O problema é que, justamente por este meu jeito mulher macho sem medo de nada de ser, as pessoas nunca acreditam nesta fobia, e injustamente atribuem uma grande porcentagem de exagero às histórias que eu conto e que são absolutamente genuínas. E então, quando eventualmente acabam presenciando uma crise inesperada, reagem com muita surpresa e choque.
Há uns dias atrás, eu e a Sheron estávamos trabalhando até mais tarde para pagar umas horas. Não era tão tarde, mas já havia anoitecido. O nosso colega que costuma ser o último a sair e portanto é o responsável por fechar a farmácia, estava no vestiário tomando seu costumeiro banho de meia-hora. Não sei quem ele pensa encontrar no caminho até em casa. A Juliana Paes? Se bem que no caso dele não faria diferença nenhuma estar limpo ou sujo numa situação dessas. Ela fugiria da mesma maneira.

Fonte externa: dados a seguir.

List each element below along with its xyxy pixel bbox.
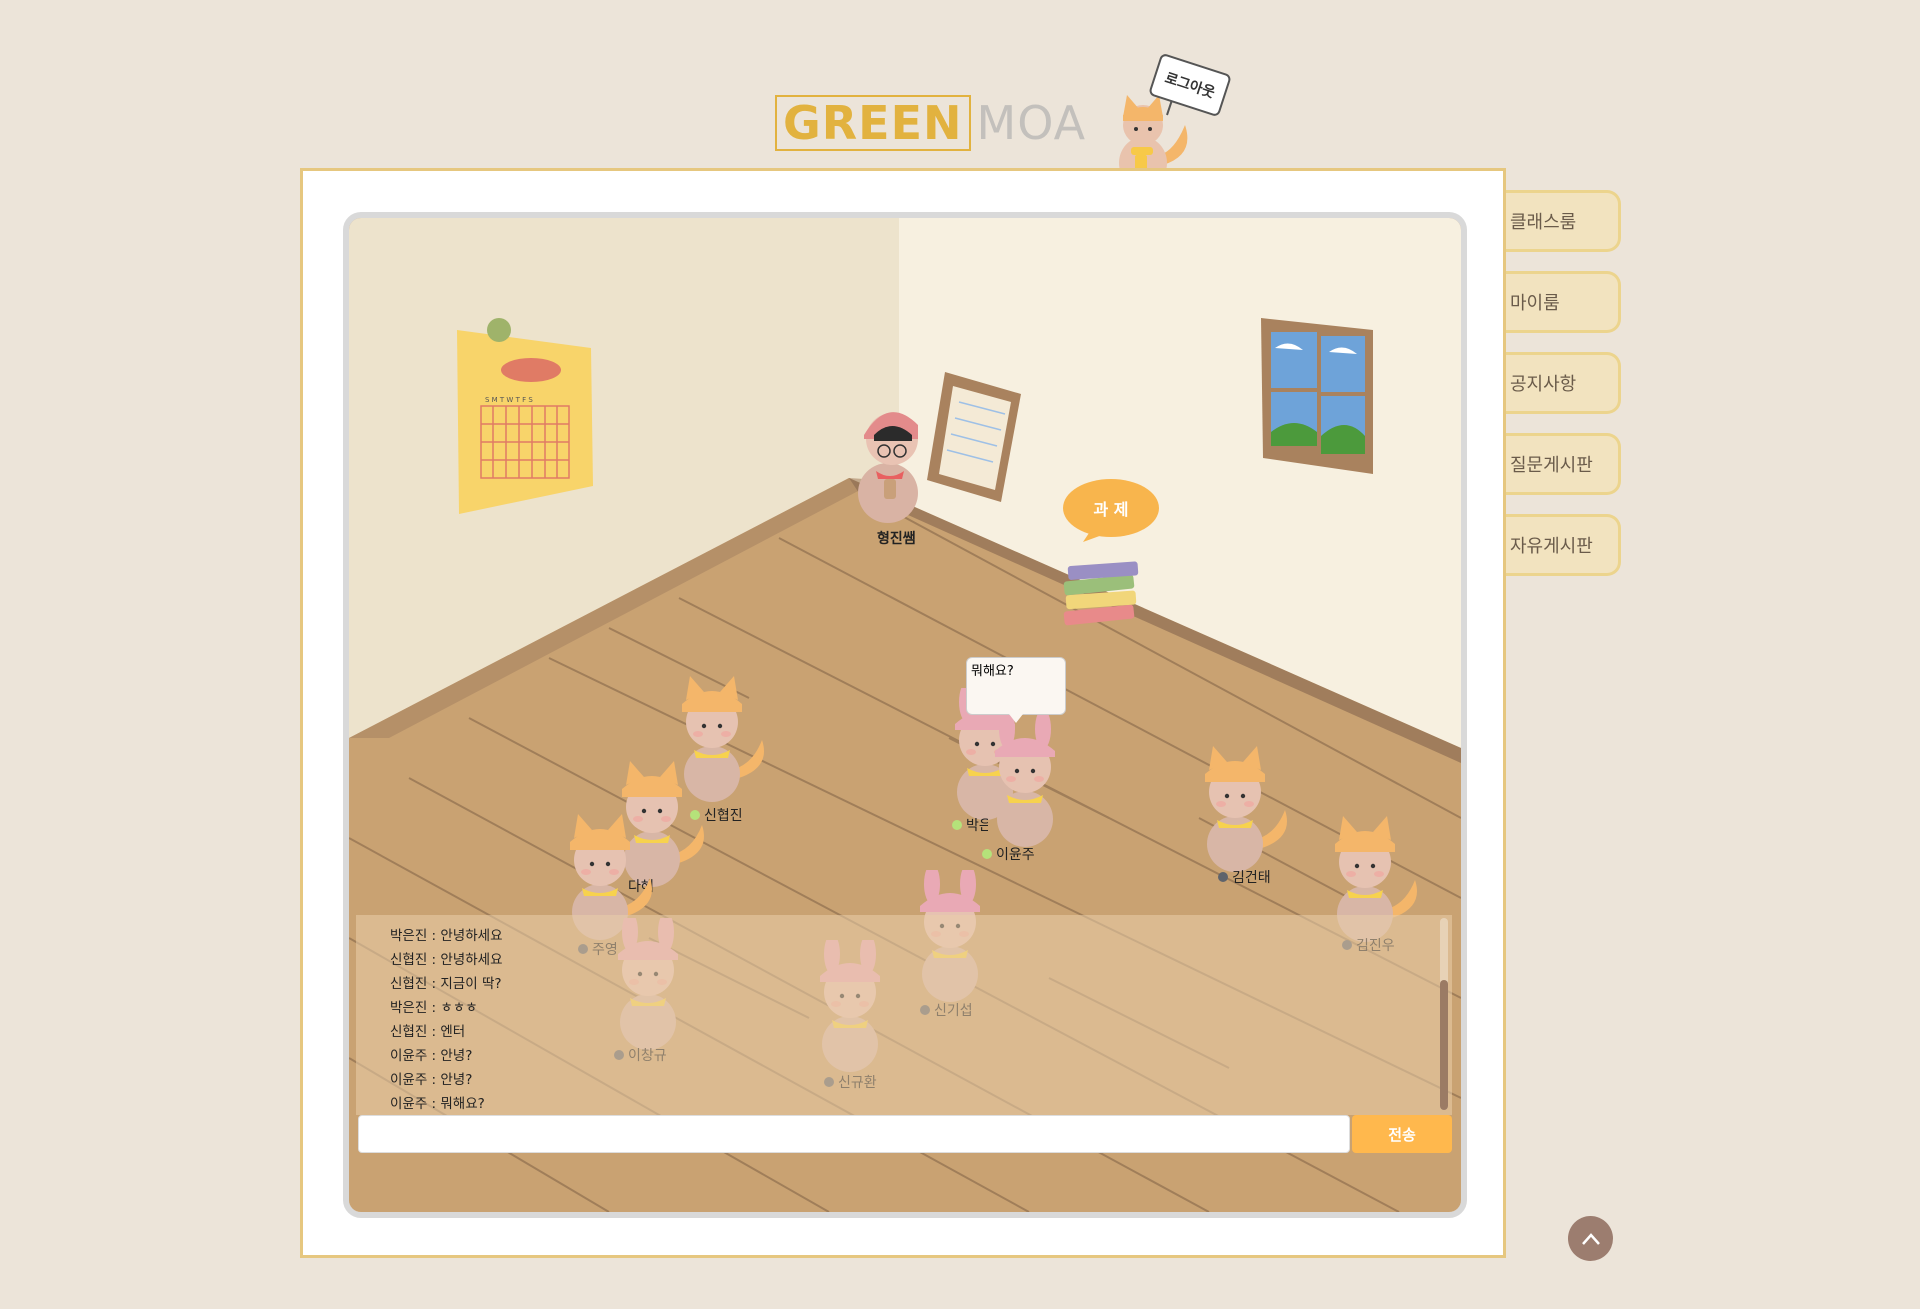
svg-text:S M T W T F S: S M T W T F S — [485, 396, 533, 404]
logo-moa-text: MOA — [976, 96, 1087, 150]
nav-label: 질문게시판 — [1510, 455, 1593, 476]
chat-message: 신협진 : 안녕하세요 — [390, 952, 503, 968]
task-button[interactable]: 과 제 — [1061, 478, 1161, 544]
character-name: 김건태 — [1218, 867, 1271, 887]
chevron-up-icon — [1581, 1232, 1600, 1245]
character-name-label: 이윤주 — [996, 847, 1035, 863]
chat-scrollbar-thumb[interactable] — [1440, 980, 1448, 1110]
chat-panel — [356, 915, 1452, 1115]
window-icon — [1261, 318, 1373, 474]
site-logo[interactable]: GREEN MOA — [775, 95, 1086, 151]
offline-status-dot — [1218, 872, 1228, 882]
fox-avatar-icon — [1205, 746, 1287, 872]
calendar-icon: S M T W T F S — [457, 318, 593, 514]
nav-notice[interactable]: 공지사항 — [1506, 352, 1621, 414]
nav-myroom[interactable]: 마이룸 — [1506, 271, 1621, 333]
teacher-avatar-icon — [858, 412, 918, 523]
logo-green-text: GREEN — [775, 95, 971, 151]
nav-label: 자유게시판 — [1510, 536, 1593, 557]
chat-message: 박은진 : 안녕하세요 — [390, 928, 503, 944]
scroll-top-button[interactable] — [1568, 1216, 1613, 1261]
character-teacher[interactable] — [848, 395, 928, 525]
character-name: 박은진 — [952, 815, 988, 835]
chat-message: 신협진 : 엔터 — [390, 1024, 466, 1040]
bunny-avatar-icon — [995, 715, 1055, 847]
send-button[interactable]: 전송 — [1352, 1115, 1452, 1153]
chat-message: 이윤주 : 안녕? — [390, 1072, 473, 1088]
character-fox[interactable] — [1195, 740, 1295, 880]
books-icon — [1063, 561, 1139, 626]
chat-message: 박은진 : ㅎㅎㅎ — [390, 1000, 478, 1016]
chat-message: 이윤주 : 뭐해요? — [390, 1096, 485, 1112]
nav-qna-board[interactable]: 질문게시판 — [1506, 433, 1621, 495]
speech-bubble-tail — [1009, 714, 1023, 723]
speech-bubble: 뭐해요? — [966, 657, 1066, 715]
nav-label: 마이룸 — [1510, 293, 1560, 314]
chat-input[interactable] — [358, 1115, 1350, 1153]
chat-message: 신협진 : 지금이 딱? — [390, 976, 502, 992]
character-name: 이윤주 — [982, 844, 1035, 864]
character-bunny[interactable] — [985, 715, 1085, 855]
nav-free-board[interactable]: 자유게시판 — [1506, 514, 1621, 576]
nav-label: 클래스룸 — [1510, 212, 1577, 233]
nav-classroom[interactable]: 클래스룸 — [1506, 190, 1621, 252]
character-name: 형진쌤 — [877, 531, 916, 547]
speech-text: 뭐해요? — [971, 664, 1014, 679]
online-status-dot — [952, 820, 962, 830]
nav-label: 공지사항 — [1510, 374, 1577, 395]
task-label: 과 제 — [1093, 500, 1128, 519]
chat-message: 이윤주 : 안녕? — [390, 1048, 473, 1064]
character-name-label: 김건태 — [1232, 870, 1271, 886]
online-status-dot — [982, 849, 992, 859]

Bom, limpando o veneno do queixo e voltando ao assunto, geralmente é este meu colega o responsável por fechar o setor. Mas como a farmácia tem duas portas de saída pra rua, a gente tranca uma delas por dentro e sai pela outra. Pra facilitar a vida dele. E foi neste momento que aconteceu a tragédia.
Abri a porta e lá estava ela, enorme com aquelas antenas gigantescas correndo em minha direção. Ainda tive tempo de gritar alertando a Sheron, mas ela optou por sair de qualquer jeito. Tudo bem, saiu dando uns pulinhos, mas teve o atrevimento e a coragem necessários pra tal. Eu? Bem eu fechei a porta e me mantive dentro da sala, sem conseguir parar de gritar. E quando, ao abri-la novamente, após a Sheron me garantir que aquele bicho horrendo havia fugido, me deparei com ele ali, parado em frente à saída e me encarando, novamente gritei, bati a porta pela segunda vez e saí correndo pra dentro da farmácia. Já estava cogitando seriamente a possibilidade de passar a noite ali. Foi só quando eu desisti que o inseto do mal também desistiu e saiu correndo sabe-se lá pra onde. Aí a Sheron entrou novamente e veio me buscar.
Acho que todo este drama é uma clara evidência daquilo que eu sempre digo: as baratas são monstros terríveis que planejam dominar o mundo. E a primeira que elas querem destruir sou eu. Que outra razão teria para que ela permanecesse em frente à porta só enquanto eu tinha esperanças de sair por ali? Fora o mau-caratismo de se fingir de mortas, com a barriga pra cima, patinhas imóveis, só esperando alguém passar do seu lado para pimba!, saltarem e se porem a correr pra cima de sua vítima. MONSTROS DO MAL!
Mas o melhor de tudo isso é que, depois de quase infartar, tu ainda tem que ouvir gozação da tua colega, que após perceber que não havia exagero nenhum nas histórias anteriormente contadas, decide que tu merece ser motivo de chacota. "Quando fica cara a cara com um bandido", dizia ela, "tira de letra, mas é só aparecer uma mísera baratinha pra perder a compostura". Tudo bem, eu tenho um ótimo senso de humor, posso suportar o deboche dos amigos. Mas dói ouvir ela dizendo baratinha. Será que ela não viu o tamanho do bicho? Era gigante, pombas!
P.S. Escolhi uma barata espirituosa como imagem para este post, pois teria princípio de infarto toda vez que entrasse no blog, caso pusesse uma foto real.